Friday, January 13, 2017

Having Trouble Standing Up For Yourself? You Want To Read This

I have been intimidated in so many situations in my life. When I was younger it seemed that every man in my life was mean, angry, and abusive. When it wasn't them it was someone else. 

As an adult, I just let people walk all over me. I never knew how to stand up lest there be a confrontation that could turn ugly. Something I desperately wanted to avoid. The times I had been in fights it always turned really ugly and I rarely gained control of myself until things had gone far to late. I never just got into a fight, I created victims. I hated that. 

For other people it may be different. Many people don't know how to end being taken advantage of from aggressive people or those who employ manipulation tactics. Whatever the reasoning is for you not standing up for yourself, know this, you are not alone and you do not have to become this angry person who is totally comfortable with confrontation in order to do so.

Over the past few years in prison I have ran into so many situations where I have had to learn the hard way what it means to be taken advantage of, in almost every way...

In prison, we have nothing. We are practically just a number and those who are supposed to protect us typically despise us. So when someone takes something from you, you react differently. More aggressively. When someone takes advantage of you once you are not quick to allow it to happen again. Call it "paying for the knowledge".

The first step to standing up for yourself is to just set your mind to do it. The things that keep you up at night are not suppose to be other people. It's suppose to be your own problems, your own dreams. So set your resolve that you are going to talk to people that you need to. No matter what the consequences may be. 
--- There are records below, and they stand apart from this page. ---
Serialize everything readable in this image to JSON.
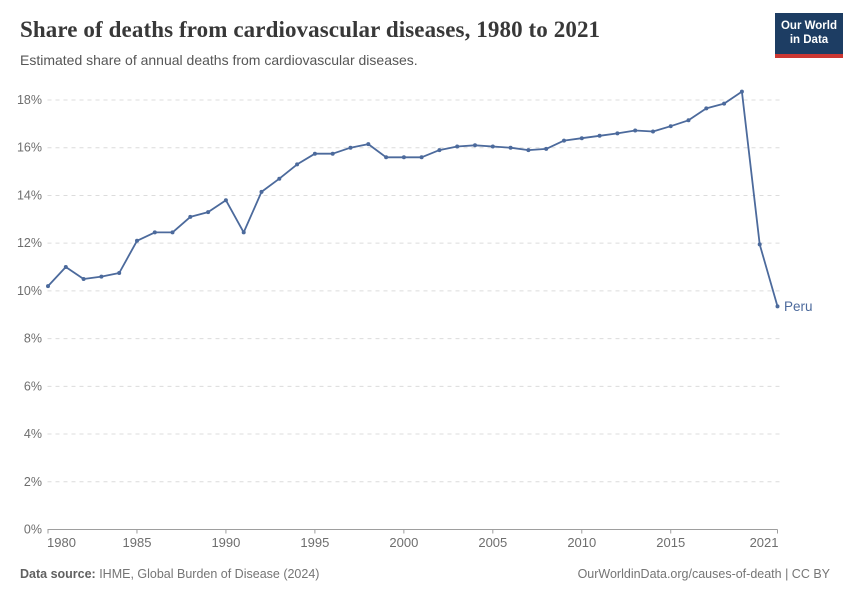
{
  "header": {
    "logo": {
      "line1": "Our World",
      "line2": "in Data"
    }
  },
  "footer": {
    "source_label": "Data source:",
    "source_text": " IHME, Global Burden of Disease (2024)",
    "right_text": "OurWorldinData.org/causes-of-death | CC BY"
  },
  "chart_data": {
    "type": "line",
    "title": "Share of deaths from cardiovascular diseases, 1980 to 2021",
    "subtitle": "Estimated share of annual deaths from cardiovascular diseases.",
    "xlabel": "",
    "ylabel": "",
    "xlim": [
      1980,
      2021
    ],
    "ylim": [
      0,
      18.5
    ],
    "yticks": [
      0,
      2,
      4,
      6,
      8,
      10,
      12,
      14,
      16,
      18
    ],
    "ytick_suffix": "%",
    "xticks": [
      1980,
      1985,
      1990,
      1995,
      2000,
      2005,
      2010,
      2015,
      2021
    ],
    "grid": "horizontal-dashed",
    "legend_position": "end-of-line-label",
    "line_color": "#4C6A9C",
    "grid_color": "#dcdcdc",
    "axis_color": "#9e9e9e",
    "tick_label_color": "#6e6e6e",
    "series": [
      {
        "name": "Peru",
        "x": [
          1980,
          1981,
          1982,
          1983,
          1984,
          1985,
          1986,
          1987,
          1988,
          1989,
          1990,
          1991,
          1992,
          1993,
          1994,
          1995,
          1996,
          1997,
          1998,
          1999,
          2000,
          2001,
          2002,
          2003,
          2004,
          2005,
          2006,
          2007,
          2008,
          2009,
          2010,
          2011,
          2012,
          2013,
          2014,
          2015,
          2016,
          2017,
          2018,
          2019,
          2020,
          2021
        ],
        "values": [
          10.2,
          11.0,
          10.5,
          10.6,
          10.75,
          12.1,
          12.45,
          12.45,
          13.1,
          13.3,
          13.8,
          12.45,
          14.15,
          14.7,
          15.3,
          15.75,
          15.75,
          16.0,
          16.15,
          15.6,
          15.6,
          15.6,
          15.9,
          16.05,
          16.1,
          16.05,
          16.0,
          15.9,
          15.95,
          16.3,
          16.4,
          16.5,
          16.6,
          16.72,
          16.68,
          16.9,
          17.15,
          17.65,
          17.85,
          18.35,
          11.95,
          9.35
        ]
      }
    ]
  }
}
This environment can be very hostile. The "natural" thing to do in here is to react violently to anything that makes you feel uncomfortable and then ask questions later. But I have managed to stay away from most violence with some careful planning.

You have to set boundaries with people from the get go. You need to know the word "no". Then you need to use it, frequently. This doesn't mean that you don't help people, as your feelings lead you you should help people as often as possible. But remember that the things that help people the most is rarely material, almost always its emotional.

Just set the standard for yourself with every new person that you meet and every person that you have in your life currently, its okay to reinvent yourself as you go. In fact, most people do this frequently in their lives and its always a great time to do it, its never going to be a bad time.